Constituent Experience Representative Jared Umberger shines a spotlight on the stories of some of our extraordinary supporters.
Every year, a Wisconsin community comes together to swim laps and raise money for IJM through a local youth swim-a-thon known as Freedom Swim. Since its inception in 2016, this event has raised over $200k for IJM. This year, the Freedom Swim team was hoping to raise more money than ever before.
Ellen Blust organizes the Freedom Swim with other parents, and they had spent five months contacting corporate sponsors, organizing participants, developing promo videos and flyers and acting as a support for new swimmers. It’s an understatement to say a lot of hard work went into planning this event.
The 152 kids who signed up to swim laps to end slavery were supposed to swim on March 14, 2020. Then COVID-19 swept through the US and brought everyday life to a stand-still.
Ellen and other parent leaders felt like the “wind got knocked out of them” when they realized the serious nature of COVID-19. So they decided to cancel the event and take back some control. Good thing, because the next day the pool was closed per community safety guidelines.
Ellen’s kids (the masterminds behind Freedom Swim) were willing to wait as long as it took for them to return to the pool and swim on behalf of IJM. However, Ellen started to hear the same thing again and again from the other families involved: “These kids want to do something.”
Soon, Ellen was receiving updates on how participants were adapting the swim-a-thon into new challenges to raise money.

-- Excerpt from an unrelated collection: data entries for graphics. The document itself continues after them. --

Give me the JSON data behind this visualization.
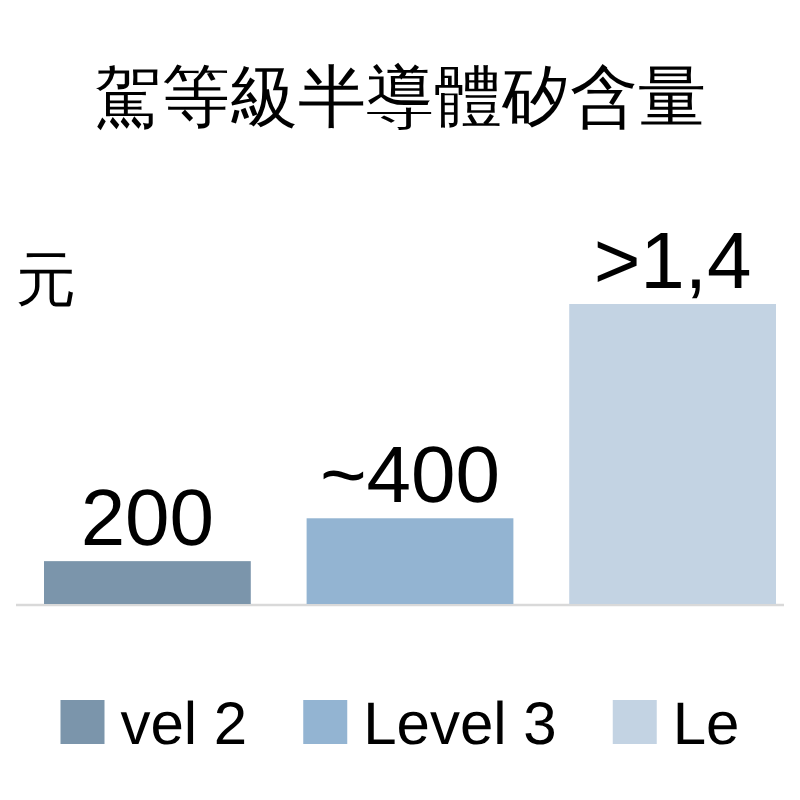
{
  "chart_data": {
    "type": "bar",
    "title": "駕等級半導體矽含量",
    "subtitle": "元",
    "categories": [
      null
    ],
    "series": [
      {
        "name": "vel 2",
        "color": "#7b95ab",
        "values": [
          200
        ],
        "value_labels": [
          "200"
        ]
      },
      {
        "name": "Level 3",
        "color": "#93b4d2",
        "values": [
          400
        ],
        "value_labels": [
          "~400"
        ]
      },
      {
        "name": "Le",
        "color": "#c3d3e3",
        "values": [
          1400
        ],
        "value_labels": [
          ">1,4"
        ]
      }
    ],
    "legend": "bottom"
  }
}
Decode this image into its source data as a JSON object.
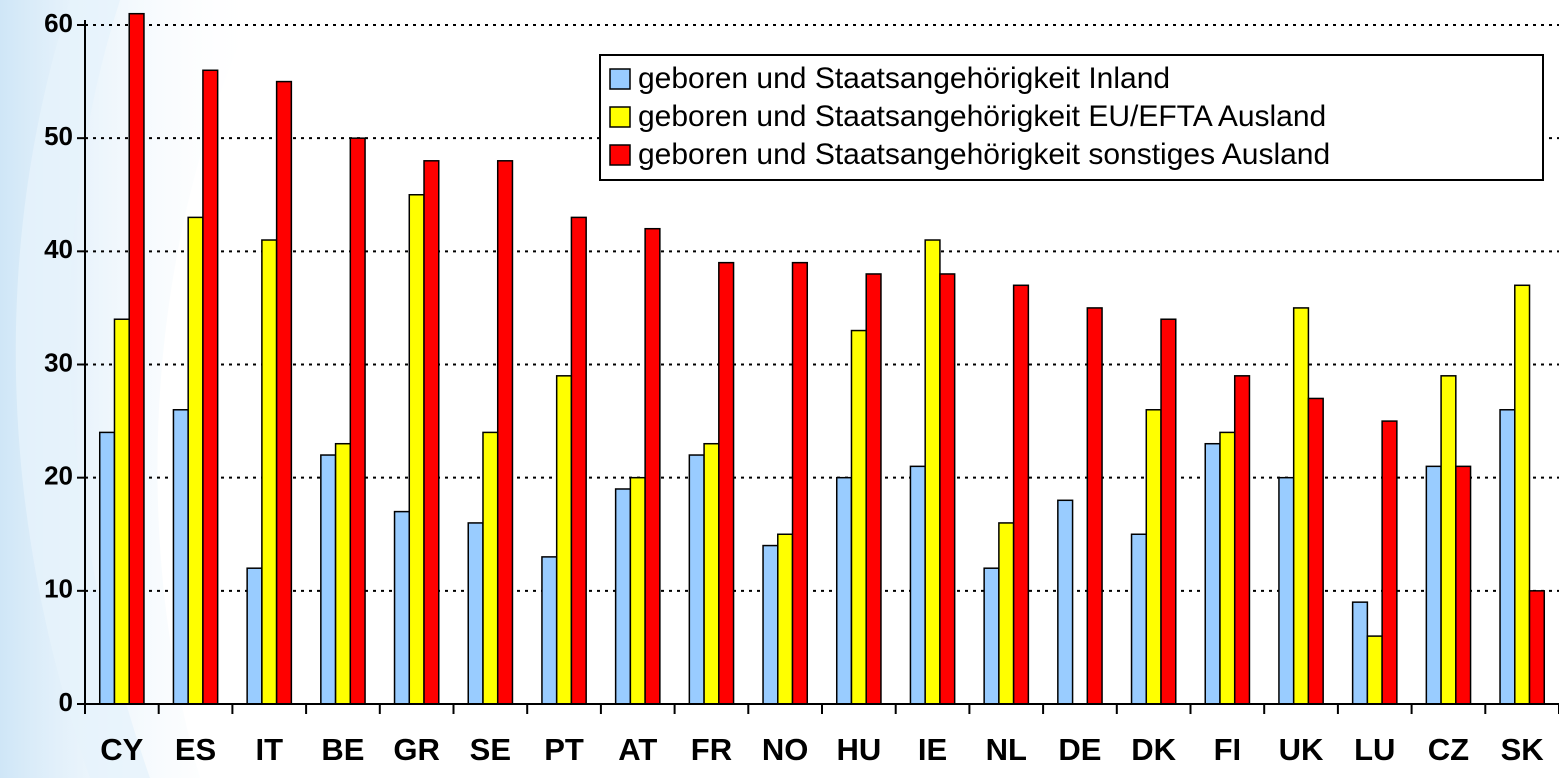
{
  "chart_data": {
    "type": "bar",
    "categories": [
      "CY",
      "ES",
      "IT",
      "BE",
      "GR",
      "SE",
      "PT",
      "AT",
      "FR",
      "NO",
      "HU",
      "IE",
      "NL",
      "DE",
      "DK",
      "FI",
      "UK",
      "LU",
      "CZ",
      "SK"
    ],
    "series": [
      {
        "name": "geboren und Staatsangehörigkeit Inland",
        "color": "#99ccff",
        "values": [
          24,
          26,
          12,
          22,
          17,
          16,
          13,
          19,
          22,
          14,
          20,
          21,
          12,
          18,
          15,
          23,
          20,
          9,
          21,
          26
        ]
      },
      {
        "name": "geboren und Staatsangehörigkeit EU/EFTA Ausland",
        "color": "#ffff00",
        "values": [
          34,
          43,
          41,
          23,
          45,
          24,
          29,
          20,
          23,
          15,
          33,
          41,
          16,
          null,
          26,
          24,
          35,
          6,
          29,
          37
        ]
      },
      {
        "name": "geboren und Staatsangehörigkeit  sonstiges Ausland",
        "color": "#ff0000",
        "values": [
          61,
          56,
          55,
          50,
          48,
          48,
          43,
          42,
          39,
          39,
          38,
          38,
          37,
          35,
          34,
          29,
          27,
          25,
          21,
          10
        ]
      }
    ],
    "ylim": [
      0,
      60
    ],
    "yticks": [
      0,
      10,
      20,
      30,
      40,
      50,
      60
    ],
    "grid": true,
    "legend": "top-right"
  }
}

From individual swim teams running laps around a track to families swimming in their own pools to teams continuing their fundraisers, this group of kids stepped out of their comfort zones and remained dedicated to a cause bigger than themselves.
“And I was really blessed to see how everybody else was like, ‘No, let's do this in a different way.’ And they rallied and made it happen in their own way.”
Freedom Swim usually is a big event with music, food, competition and time with friends and family — an event everyone in the community looks forward to every year. And even though it looked different this year, Ellen’s story demonstrates how influential one event can be in shaping people’s desires to help and love others.
Even though the event was “canceled,” the Freedom Swim community still raised over $70,000 for IJM’s work ending global slavery.
Ellen puts it best when it comes to the impact of events like Freedom Swim; it becomes about having “a place for…kids to think about people outside of themselves and people’s…vulnerabilities around the world.”
Ellen is engaged in this work because of her children’s passion for helping others. Over the years, Freedom Swim has grown exponentially and brought in over a quarter of a million dollars. And no amount of adversity is going to stop them from bringing rescue to those in need.